= Hugh Anderson (theologian) =

British theologian

Hugh Anderson FRSE (1920-2003) was a Scottish theologian who served as Professor of the New Testament at the University of Edinburgh for over 20 years.

==Life==

Anderson was born in Galston, Ayrshire on 18 May 1920, the son of Jeannie Muir and her husband Hugh Anderson . He was educated at Galston Primaty School then Kilmarnock Academy, going on to study Classics and Semitic Languages at the University of Glasgow.

In the post-war period 1945/6 he was part of the Huts and Canteens Scheme in Egypt and Palestine before returning to the University of Glasgow to lecture on the Old Testament. In this period he gained his first doctorate (PhD) on the New Testament. In this same period he was also minister of Trinity Church in Pollockshields in Glasgow.

In 1957 he left Scotland to become Professor of Biblical Criticism at Duke University in North Carolina, USA. Much in demand, he preached at the Riverside Church in New York and at the Washington National Cathedral.

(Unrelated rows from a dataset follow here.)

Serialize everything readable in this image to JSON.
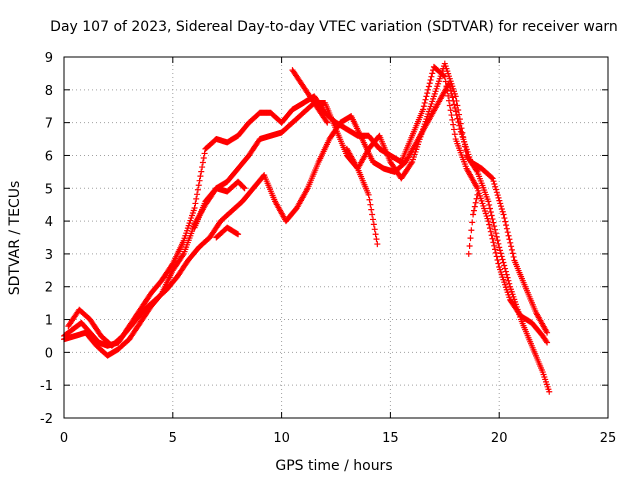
{
  "chart_data": {
    "type": "scatter",
    "title": "Day 107 of 2023, Sidereal Day-to-day VTEC variation (SDTVAR) for receiver warn",
    "xlabel": "GPS time / hours",
    "ylabel": "SDTVAR / TECUs",
    "xlim": [
      0,
      25
    ],
    "ylim": [
      -2,
      9
    ],
    "x_ticks": [
      "0",
      "5",
      "10",
      "15",
      "20",
      "25"
    ],
    "y_ticks": [
      "-2",
      "-1",
      "0",
      "1",
      "2",
      "3",
      "4",
      "5",
      "6",
      "7",
      "8",
      "9"
    ],
    "grid": true,
    "marker": "plus",
    "series_color": "#ff0000",
    "series": [
      {
        "x": [
          0.0,
          0.4,
          0.8,
          1.2,
          1.6,
          2.0,
          2.5,
          3.0,
          3.5,
          4.0,
          4.5,
          5.0,
          5.5,
          6.0,
          6.5,
          7.0,
          7.5,
          8.0,
          8.5,
          9.0,
          9.5,
          10.0,
          10.5,
          11.0,
          11.5,
          12.0,
          12.5,
          13.0,
          13.5,
          14.0,
          14.5,
          15.0,
          15.5,
          16.0,
          16.5,
          17.0,
          17.5,
          18.0,
          18.5,
          19.0,
          19.5,
          20.0,
          20.5,
          21.0,
          21.5,
          22.0,
          22.2
        ],
        "y": [
          0.5,
          0.7,
          0.9,
          0.6,
          0.3,
          0.2,
          0.3,
          0.8,
          1.3,
          1.8,
          2.2,
          2.7,
          3.4,
          4.4,
          6.2,
          6.5,
          6.4,
          6.6,
          7.0,
          7.3,
          7.3,
          7.0,
          7.4,
          7.6,
          7.8,
          7.3,
          7.0,
          6.8,
          6.6,
          6.6,
          6.2,
          6.0,
          5.8,
          6.6,
          7.4,
          8.7,
          8.4,
          6.5,
          5.6,
          5.0,
          4.0,
          2.6,
          1.6,
          1.1,
          0.9,
          0.5,
          0.3
        ]
      },
      {
        "x": [
          0.0,
          0.5,
          1.0,
          1.5,
          2.0,
          2.5,
          3.0,
          3.5,
          4.0,
          4.5,
          5.0,
          5.5,
          6.0,
          6.5,
          7.0,
          7.5,
          8.0,
          8.5,
          9.0,
          9.5,
          10.0,
          10.5,
          11.0,
          11.5,
          12.0,
          12.5,
          13.0,
          13.5,
          14.0,
          14.5,
          15.0,
          15.5,
          16.0,
          16.5,
          17.0,
          17.5,
          18.0,
          18.5,
          19.0,
          19.5,
          20.0,
          20.5,
          21.0,
          21.5,
          22.0,
          22.3
        ],
        "y": [
          0.4,
          0.5,
          0.6,
          0.2,
          -0.1,
          0.1,
          0.4,
          0.9,
          1.4,
          1.8,
          2.5,
          3.0,
          3.9,
          4.5,
          5.0,
          5.2,
          5.6,
          6.0,
          6.5,
          6.6,
          6.7,
          7.0,
          7.3,
          7.6,
          7.6,
          6.8,
          6.0,
          5.6,
          6.2,
          6.6,
          5.8,
          5.3,
          5.8,
          6.8,
          7.8,
          8.8,
          7.8,
          6.0,
          5.5,
          4.6,
          3.2,
          2.0,
          1.0,
          0.2,
          -0.6,
          -1.2
        ]
      },
      {
        "x": [
          0.2,
          0.7,
          1.2,
          1.7,
          2.2,
          2.7,
          3.2,
          3.7,
          4.2,
          4.7,
          5.2,
          5.7,
          6.2,
          6.7,
          7.2,
          7.7,
          8.2,
          8.7,
          9.2,
          9.7,
          10.2,
          10.7,
          11.2,
          11.7,
          12.2,
          12.7,
          13.2,
          13.7,
          14.2,
          14.7,
          15.2,
          15.7,
          16.2,
          16.7,
          17.2,
          17.7,
          18.2,
          18.7,
          19.2,
          19.7,
          20.2,
          20.7,
          21.2,
          21.7,
          22.2
        ],
        "y": [
          0.8,
          1.3,
          1.0,
          0.5,
          0.2,
          0.5,
          0.9,
          1.3,
          1.6,
          1.9,
          2.3,
          2.8,
          3.2,
          3.5,
          4.0,
          4.3,
          4.6,
          5.0,
          5.4,
          4.6,
          4.0,
          4.4,
          5.0,
          5.8,
          6.5,
          7.0,
          7.2,
          6.5,
          5.8,
          5.6,
          5.5,
          5.8,
          6.4,
          7.0,
          7.6,
          8.2,
          6.8,
          5.8,
          5.6,
          5.3,
          4.2,
          2.8,
          2.0,
          1.2,
          0.6
        ]
      },
      {
        "x": [
          6.0,
          6.5,
          7.0,
          7.5,
          8.0,
          8.3
        ],
        "y": [
          3.8,
          4.6,
          5.0,
          4.9,
          5.2,
          5.0
        ]
      },
      {
        "x": [
          7.0,
          7.5,
          8.0
        ],
        "y": [
          3.5,
          3.8,
          3.6
        ]
      },
      {
        "x": [
          10.5,
          10.9,
          11.3,
          11.7,
          12.1
        ],
        "y": [
          8.6,
          8.2,
          7.8,
          7.4,
          7.0
        ]
      },
      {
        "x": [
          13.0,
          13.5,
          14.0,
          14.4
        ],
        "y": [
          6.2,
          5.6,
          4.8,
          3.3
        ]
      },
      {
        "x": [
          18.6,
          18.8,
          19.0
        ],
        "y": [
          3.0,
          4.2,
          4.8
        ]
      }
    ]
  }
}
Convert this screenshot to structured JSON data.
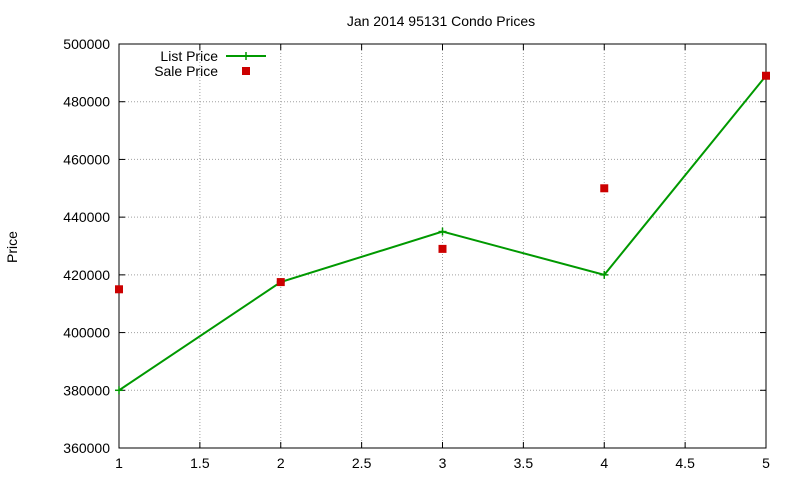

In 1966 he returned to Scotland as Professor of New Testament replacing Prof J. S. Stewart.

In 1987 he was elected a Fellow of the Royal Society of Edinburgh.

He died on 14 January 2003.

==Publications==

- Jesus and Christian Origins (1964)
- Jesus (1968)
- The Gospel of Mark (1976)

==Family==

In 1945 he was married to Jean Goldie Torbit and they had three children.